Arquivo da categoria: ASTROLOGIA

A Linguagem Astrológica e a Barreira Cerebral.

Não importa o quanto antiga é, a astrologia se mantém como um fenômeno cultural contemporâneo. Mesmo quando a grande maioria das pessoas oferece críticas, deboche, desconfiança e a mera curiosidade sobre o horóscopo de cada dia em sites, a astrologia está em cartaz. Talvez seja a busca consciente ou inconsciente sobre quem ou o que somos que não permite o simples descarte desse conhecimento.

O estudo astrológico nada tem de divinatório e tampouco de sobrenatural. Na verdade, a astrologia é antropológica e matemática.  Trata da combinação de símbolos possuidores de extensa trajetória de observação do homem que ainda hoje recebe novas reflexões e gera resultados.

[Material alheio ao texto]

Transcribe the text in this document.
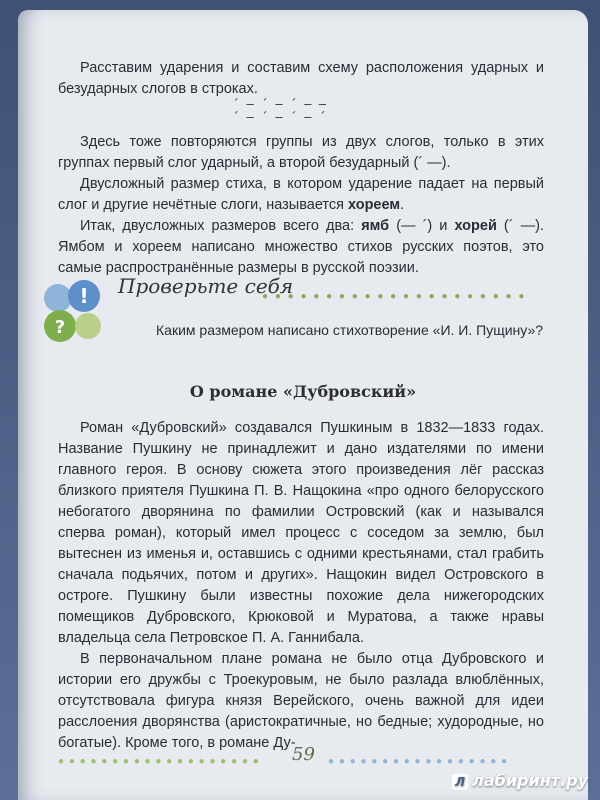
Расставим ударения и составим схему расположения ударных и безударных слогов в строках.

´ — ´ — ´ — —
´ — ´ — ´ — ´

Здесь тоже повторяются группы из двух слогов, только в этих группах первый слог ударный, а второй безударный (´ —).

Двусложный размер стиха, в котором ударение падает на первый слог и другие нечётные слоги, называется хореем.

Итак, двусложных размеров всего два: ямб (— ´) и хорей (´ —). Ямбом и хореем написано множество стихов русских поэтов, это самые распространённые размеры в русской поэзии.

!
?
Проверьте себя
● ● ● ● ● ● ● ● ● ● ● ● ● ● ● ● ● ● ● ● ●
Каким размером написано стихотворение «И. И. Пущину»?
О романе «Дубровский»

Роман «Дубровский» создавался Пушкиным в 1832—1833 годах. Название Пушкину не принадлежит и дано издателями по имени главного героя. В основу сюжета этого произведения лёг рассказ близкого приятеля Пушкина П. В. Нащокина «про одного белорусского небогатого дворянина по фамилии Островский (как и назывался сперва роман), который имел процесс с соседом за землю, был вытеснен из именья и, оставшись с одними крестьянами, стал грабить сначала подьячих, потом и других». Нащокин видел Островского в остроге. Пушкину были известны похожие дела нижегородских помещиков Дубровского, Крюковой и Муратова, а также нравы владельца села Петровское П. А. Ганнибала.

В первоначальном плане романа не было отца Дубровского и истории его дружбы с Троекуровым, не было разлада влюблённых, отсутствовала фигура князя Верейского, очень важной для идеи расслоения дворянства (аристократичные, но бедные; худородные, но богатые). Кроме того, в романе Ду-

● ● ● ● ● ● ● ● ● ● ● ● ● ● ● ● ● ● ● 59 ● ● ● ● ● ● ● ● ● ● ● ● ● ● ● ● ●
Л лабиринт.ру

Por meio do longo rastro dos registros que deixa há valiosa contribuição para integrar a personalidade e nutrir o gênero humano com a individuação, algo  que o torna “divíduo” e não “indivíduo”.  

Entre a linguagem astrológica e o outro está a figura do Astrólogo, aquele que deve não só interpretar a combinação precisa dos sinais contidos na Roda Zodiacal, como deverá em seguida encontrar a melhor forma de comunicação. O cérebro por ser um órgão dado à autopreservação pode fazer da comunicação algo perturbador, independentemente da linguagem utilizada.

A ciência identificou diversas camadas que o cérebro utiliza para sabotar um avanço sobre a consciência por onde qualquer verdadeiro instrumento de autoconhecimento age, e cita três como as principais:  

 – ATALHOS: o cérebro possui meios fáceis para lidar com sobrecarga de informações ou com a falta de tempo para depurá-las: aceita-se o consenso do grupo ou se confia cegamente em um especialista.

– VIÉS DE CONFIRMAÇÃO: mesmo diante de um bom tempo e estímulo para ir além de atalhos, o cérebro tem a tendência natural de prestar atenção a algumas descobertas em detrimento de outras. Isso favorece a reinterpretar evidências para que se encaixem em crenças preexistentes.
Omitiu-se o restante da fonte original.